Bayesian analysis of data from radionuclide angiocardiograms for diagnosis of coronary artery disease.

Abstract
A continuous Bayesian model was developed by fitting a beta-function to the frequency distributions of resting ejection fraction, exercise ejection fraction, and change in end-systolic volume during exercise measured by radionuclide angiocardiography in a group of 249 men with coronary artery disease (CAD) and in a group of 56 men without disease. This model, then prospectively applied to 250 men with chest pain, did not increase the overall accuracy of the test but did increase the diagnostic content for individual patients. The diagnostic efficacy of the continuous Bayesian model was compared with previously determined optimal discrete criteria of a positive or negative test.

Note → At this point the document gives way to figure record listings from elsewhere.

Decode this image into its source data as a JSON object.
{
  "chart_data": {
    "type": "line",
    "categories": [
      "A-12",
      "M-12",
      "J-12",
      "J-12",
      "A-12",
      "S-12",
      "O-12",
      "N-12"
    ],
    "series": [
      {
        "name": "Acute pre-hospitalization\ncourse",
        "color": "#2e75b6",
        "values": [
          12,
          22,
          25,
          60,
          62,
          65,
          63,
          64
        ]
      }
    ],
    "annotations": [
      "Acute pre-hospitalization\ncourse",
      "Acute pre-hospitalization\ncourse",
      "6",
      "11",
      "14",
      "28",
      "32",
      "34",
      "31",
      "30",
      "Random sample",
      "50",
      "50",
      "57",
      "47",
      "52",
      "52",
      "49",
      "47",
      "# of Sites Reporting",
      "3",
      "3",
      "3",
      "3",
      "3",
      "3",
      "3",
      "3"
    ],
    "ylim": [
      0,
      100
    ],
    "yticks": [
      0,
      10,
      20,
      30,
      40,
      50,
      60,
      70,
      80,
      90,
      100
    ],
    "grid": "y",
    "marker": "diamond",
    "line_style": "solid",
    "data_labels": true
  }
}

Patients with CAD showed a maximum and mean increase in probability of disease of +0.58 and +0.11, respectively, by the continuous Bayesian model and +0.14 and +0.05, respectively, by discrete criteria. Men without significant disease showed a maximum and mean decrease in probability of disease of -0.73 and -0.38, respectively, by Bayesian analysis and -0.36 and -0.27, respectively, by optimal discrete criteria. Moreover, all 29 patients who died during a 35 month interval after study had a probability of CAD of 0.95 or greater by the continuous Bayesian model. These findings indicate that Bayesian analysis of radionuclide angiocardiographic test results with continuous distributions of left ventricular function measurement enhances the diagnostic and prognostic information for individual patients with symptoms suggestive of CAD.